Si lo que se quiere es la reconstitución de la soberanía y del Estado nación, bajo otras condiciones, en términos de una democracia inclusiva y participativa, trascendiendo de la declamación que encandila a las masas pobres y necesitadas, la cuestión del desarrollo local debe ser planteada entonces en otros términos y con una perspectiva estratégica. No basta con hacer del desarrollo un objetivo en sí mismo, aun siendo enfocado en sus distintas dimensiones o con distintos adjetivos (humano, sustentable, etc.) si no se tiene claridad acerca de la trayectoria del nuevo curso por el que los actores locales y sus aliados se van a enrumbar. Se trata de establecer una suerte de «carta de navegación» sobre los procesos que van a ser desencadenados de manera conciente, con sus consecuencias e implicancias. Para ponerlo con otras palabras, si el fin último -determinado mediante un horizonte de largo aliento- es la democratización del Estado o su transformación radical, «desde abajo y desde adentro», el desarrollo local tiene que ser asumido como la plataforma de una transición compleja, difícil y diversa, con todos los riesgos, potencialidades e incertidumbres que encierra. Coraggio es también bastante más explícito al respecto:

“El desarrollo local supone la delimitación de un ámbito (local), pero éste usualmente es insuficiente para lograr la organicidad, riqueza de recursos y sinergia que requiere poner en marcha un proceso de desarrollo donde éste no emerge como resultante de las fuerzas del mercado. Es preciso avanzar en armar redes interlocales, urbano-rurales, y allí se afirma la necesidad de ámbitos regionales y otras identidades colectivas para promover el desarrollo y recomponer el Estado nacional sobre bases democráticas.” (Coraggio 2000: 15-16)

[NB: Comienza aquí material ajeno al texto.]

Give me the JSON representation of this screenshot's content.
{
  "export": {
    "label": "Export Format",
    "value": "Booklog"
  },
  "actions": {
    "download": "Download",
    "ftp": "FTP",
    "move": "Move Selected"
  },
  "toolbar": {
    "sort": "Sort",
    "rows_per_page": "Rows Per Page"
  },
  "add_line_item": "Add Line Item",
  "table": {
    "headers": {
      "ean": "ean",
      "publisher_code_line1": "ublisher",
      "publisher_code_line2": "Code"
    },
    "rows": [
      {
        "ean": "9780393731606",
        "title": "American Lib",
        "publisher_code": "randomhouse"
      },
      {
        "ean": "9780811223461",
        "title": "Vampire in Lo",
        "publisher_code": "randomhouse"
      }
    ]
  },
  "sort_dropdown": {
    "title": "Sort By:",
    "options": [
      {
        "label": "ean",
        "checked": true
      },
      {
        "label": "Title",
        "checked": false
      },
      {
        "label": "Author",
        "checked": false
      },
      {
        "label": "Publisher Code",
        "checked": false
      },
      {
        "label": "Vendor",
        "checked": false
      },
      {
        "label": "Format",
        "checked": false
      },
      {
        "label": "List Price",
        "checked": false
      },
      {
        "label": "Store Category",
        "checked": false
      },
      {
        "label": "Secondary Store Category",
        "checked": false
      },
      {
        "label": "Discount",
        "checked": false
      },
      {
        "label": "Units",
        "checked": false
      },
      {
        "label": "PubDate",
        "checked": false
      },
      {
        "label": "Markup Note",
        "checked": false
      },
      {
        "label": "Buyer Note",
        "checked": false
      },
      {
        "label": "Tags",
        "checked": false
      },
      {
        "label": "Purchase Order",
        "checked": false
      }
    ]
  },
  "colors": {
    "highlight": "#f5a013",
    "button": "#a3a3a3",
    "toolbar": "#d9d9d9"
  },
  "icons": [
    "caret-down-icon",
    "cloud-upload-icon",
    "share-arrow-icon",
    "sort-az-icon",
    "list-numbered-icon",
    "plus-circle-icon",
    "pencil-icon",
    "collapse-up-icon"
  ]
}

La cuestión de la transición fue inicialmente planteada, para América Latina, a partir de las experiencias revolucionarias que atravesaban los países pequeños y periféricos como Nicaragua y Cuba, sometidos además a la agresión militar externa y el bloqueo económico por parte de los Estados Unidos de Norteamérica (Coraggio y Deere 1986). Esta problemática implicaba plantear un conjunto de tareas que recaía en el nuevo estado y el grupo o partido dirigente, principalmente en torno a la transformación productiva, la democratización de la sociedad y la participación revolucionaria del pueblo organizado en la arena pública, pues estaba claro que: “La revolución política no culmina con el derrocamiento de un régimen opresor interno. La cuestión del poder está lejos de haber quedado resuelta”. Esta revolución política debía ser continuada, ampliándola además hacia la “revolución social”. (op. cit., 18)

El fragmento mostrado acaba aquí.